According to a L.A. Times story, the renovated Building 209 -- the first of three slated for conversion into housing units -- would have room for only a fraction of the thousands of chronically homeless vets in Los Angeles County. That's why some local advocates are pushing for the VA to move faster. Among other steps, that faction is supporting by the ACLU lawsuit that would force the VA to provide more permanent, supportive housing at the West L.A. campus. The lawsuit reflects a split among local leaders over how best to solve the problem of homelessness among local veterans. On one side are such governmental insiders as L.A. County Supervisor Zev Yaroslavsky, Rep. Henry A. Waxman (D-Beverly Hills) and Sen. Dianne Feinstein (D-CA.), who see the VA making progress toward a solution, albeit slowly. On the other are cage-rattlers like Santa Monica Councilman Bobby Shriver, who argue that "tectonic plates move faster than the VA."
We need a sea change in public policy on many levels to support those who have sacrificed for this nation, the impoverished, unemployed people who are casualties of the greed-driven 2008 financial meltdown and who are seriously seeking work and trying to gain new workplace skills, and our senior citizens who have been promised social security and Medicare benefits under a social contract. The fact is our national debt is not due solely to socially-targeted entitlement programs that, admittedly, may have to be scaled back, but equally to the fighting of ill-conceived wars, the cost of serving as the world's national policemen and financially supporting unfriendly regimes such as in Pakistan, and costly fraud and corruption in government programs and by politicians.
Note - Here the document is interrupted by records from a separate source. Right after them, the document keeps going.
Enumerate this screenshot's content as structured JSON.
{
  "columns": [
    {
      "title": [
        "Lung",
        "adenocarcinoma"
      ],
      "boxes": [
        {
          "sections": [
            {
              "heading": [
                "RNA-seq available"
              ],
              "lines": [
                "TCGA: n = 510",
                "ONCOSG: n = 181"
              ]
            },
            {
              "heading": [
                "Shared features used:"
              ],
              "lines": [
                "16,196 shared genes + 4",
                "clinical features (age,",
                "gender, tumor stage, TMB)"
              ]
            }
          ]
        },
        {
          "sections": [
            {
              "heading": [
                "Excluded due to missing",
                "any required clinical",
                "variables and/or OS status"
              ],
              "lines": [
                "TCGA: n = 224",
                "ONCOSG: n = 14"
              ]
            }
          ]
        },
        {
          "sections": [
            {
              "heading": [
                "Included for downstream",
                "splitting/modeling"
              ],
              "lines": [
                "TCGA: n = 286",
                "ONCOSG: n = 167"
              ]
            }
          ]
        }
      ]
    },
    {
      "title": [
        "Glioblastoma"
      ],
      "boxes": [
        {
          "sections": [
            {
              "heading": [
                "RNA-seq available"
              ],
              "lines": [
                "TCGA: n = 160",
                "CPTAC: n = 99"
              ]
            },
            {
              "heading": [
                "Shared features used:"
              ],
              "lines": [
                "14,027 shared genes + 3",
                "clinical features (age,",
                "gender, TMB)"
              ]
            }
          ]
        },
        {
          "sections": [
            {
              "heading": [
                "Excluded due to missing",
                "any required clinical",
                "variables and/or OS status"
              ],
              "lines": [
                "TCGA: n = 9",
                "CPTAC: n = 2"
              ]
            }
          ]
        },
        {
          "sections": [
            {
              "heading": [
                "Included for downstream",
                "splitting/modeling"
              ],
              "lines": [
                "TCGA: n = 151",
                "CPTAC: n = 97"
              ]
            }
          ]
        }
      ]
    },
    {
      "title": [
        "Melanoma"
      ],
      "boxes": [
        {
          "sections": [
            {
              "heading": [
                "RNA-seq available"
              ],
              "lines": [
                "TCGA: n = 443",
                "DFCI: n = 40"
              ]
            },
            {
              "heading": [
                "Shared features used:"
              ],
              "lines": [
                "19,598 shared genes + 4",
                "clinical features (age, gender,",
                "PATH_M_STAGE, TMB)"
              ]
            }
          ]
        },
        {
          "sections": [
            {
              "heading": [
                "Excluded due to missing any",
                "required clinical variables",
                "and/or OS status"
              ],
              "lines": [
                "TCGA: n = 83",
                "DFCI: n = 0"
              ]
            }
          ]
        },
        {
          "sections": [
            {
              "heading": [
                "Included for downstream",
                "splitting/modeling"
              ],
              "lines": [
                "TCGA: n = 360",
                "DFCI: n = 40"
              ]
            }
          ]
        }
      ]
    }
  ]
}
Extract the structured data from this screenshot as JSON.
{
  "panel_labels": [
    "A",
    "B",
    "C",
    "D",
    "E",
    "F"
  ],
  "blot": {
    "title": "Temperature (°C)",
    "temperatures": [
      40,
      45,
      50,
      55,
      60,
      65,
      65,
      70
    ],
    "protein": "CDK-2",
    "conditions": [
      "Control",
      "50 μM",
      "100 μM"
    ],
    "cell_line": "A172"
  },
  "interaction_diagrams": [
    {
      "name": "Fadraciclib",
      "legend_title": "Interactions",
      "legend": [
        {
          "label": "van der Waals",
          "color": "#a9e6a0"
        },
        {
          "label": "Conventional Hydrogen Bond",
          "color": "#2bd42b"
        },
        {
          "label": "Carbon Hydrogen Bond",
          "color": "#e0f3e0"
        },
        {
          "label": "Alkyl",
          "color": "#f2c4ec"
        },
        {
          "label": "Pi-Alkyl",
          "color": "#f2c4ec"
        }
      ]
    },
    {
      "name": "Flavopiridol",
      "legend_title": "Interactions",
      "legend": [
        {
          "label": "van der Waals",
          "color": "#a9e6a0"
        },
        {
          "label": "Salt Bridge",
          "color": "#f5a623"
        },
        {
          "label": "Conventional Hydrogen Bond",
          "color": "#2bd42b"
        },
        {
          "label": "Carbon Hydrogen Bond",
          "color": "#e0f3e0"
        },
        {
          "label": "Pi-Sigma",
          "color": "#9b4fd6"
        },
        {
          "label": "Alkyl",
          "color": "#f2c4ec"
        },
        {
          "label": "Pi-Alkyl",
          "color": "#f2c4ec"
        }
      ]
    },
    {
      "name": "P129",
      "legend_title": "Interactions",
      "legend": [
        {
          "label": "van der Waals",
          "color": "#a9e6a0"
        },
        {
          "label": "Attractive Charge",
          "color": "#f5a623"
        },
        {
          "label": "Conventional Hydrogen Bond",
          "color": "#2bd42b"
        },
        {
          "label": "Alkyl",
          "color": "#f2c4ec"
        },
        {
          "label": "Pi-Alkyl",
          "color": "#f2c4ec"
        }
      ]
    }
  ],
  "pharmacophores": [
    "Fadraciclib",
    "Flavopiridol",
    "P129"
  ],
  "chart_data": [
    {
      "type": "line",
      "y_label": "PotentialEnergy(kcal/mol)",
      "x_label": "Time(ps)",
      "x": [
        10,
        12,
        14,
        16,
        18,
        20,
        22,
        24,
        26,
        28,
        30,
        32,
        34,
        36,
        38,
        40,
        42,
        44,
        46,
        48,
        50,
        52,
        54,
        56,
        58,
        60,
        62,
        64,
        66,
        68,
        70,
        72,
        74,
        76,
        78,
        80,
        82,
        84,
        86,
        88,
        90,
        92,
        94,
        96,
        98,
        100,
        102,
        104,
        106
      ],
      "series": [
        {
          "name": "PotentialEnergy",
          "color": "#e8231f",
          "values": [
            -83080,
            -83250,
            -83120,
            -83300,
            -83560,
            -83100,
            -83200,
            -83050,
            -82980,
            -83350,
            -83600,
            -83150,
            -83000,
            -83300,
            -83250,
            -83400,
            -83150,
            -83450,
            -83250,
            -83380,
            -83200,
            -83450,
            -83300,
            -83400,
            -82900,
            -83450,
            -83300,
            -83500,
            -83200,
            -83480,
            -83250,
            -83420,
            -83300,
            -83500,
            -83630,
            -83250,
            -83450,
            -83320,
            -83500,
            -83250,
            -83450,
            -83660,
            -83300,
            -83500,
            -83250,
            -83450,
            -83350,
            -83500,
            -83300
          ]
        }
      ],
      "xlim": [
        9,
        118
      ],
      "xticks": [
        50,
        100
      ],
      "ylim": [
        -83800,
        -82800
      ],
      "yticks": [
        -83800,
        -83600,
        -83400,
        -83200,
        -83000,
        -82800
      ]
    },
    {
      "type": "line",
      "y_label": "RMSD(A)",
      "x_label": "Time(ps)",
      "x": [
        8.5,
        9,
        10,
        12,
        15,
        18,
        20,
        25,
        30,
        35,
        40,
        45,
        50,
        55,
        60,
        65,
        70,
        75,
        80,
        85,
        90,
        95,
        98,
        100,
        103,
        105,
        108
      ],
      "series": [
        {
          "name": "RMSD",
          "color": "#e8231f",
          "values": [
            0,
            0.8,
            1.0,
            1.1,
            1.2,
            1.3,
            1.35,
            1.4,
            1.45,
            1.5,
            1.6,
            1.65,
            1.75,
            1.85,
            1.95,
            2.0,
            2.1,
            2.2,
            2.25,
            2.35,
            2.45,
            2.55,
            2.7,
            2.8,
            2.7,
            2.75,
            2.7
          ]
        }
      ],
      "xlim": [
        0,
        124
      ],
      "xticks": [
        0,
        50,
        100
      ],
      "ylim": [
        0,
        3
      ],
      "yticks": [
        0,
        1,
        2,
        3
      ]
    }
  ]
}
On this July 4th let me leave you with two quotes that sum it up perfectly. The first was the last speech of Hubert H. Humphrey: "...the moral test of government is how that government treats those who are in the dawn of life, children; those who are in the twilight of life, the elderly; those who are in the shadows of life; the sick, the needy and the handicapped.” Mahatma Ghandi said: "A nation's greatness is measured by how it treats its weakest members."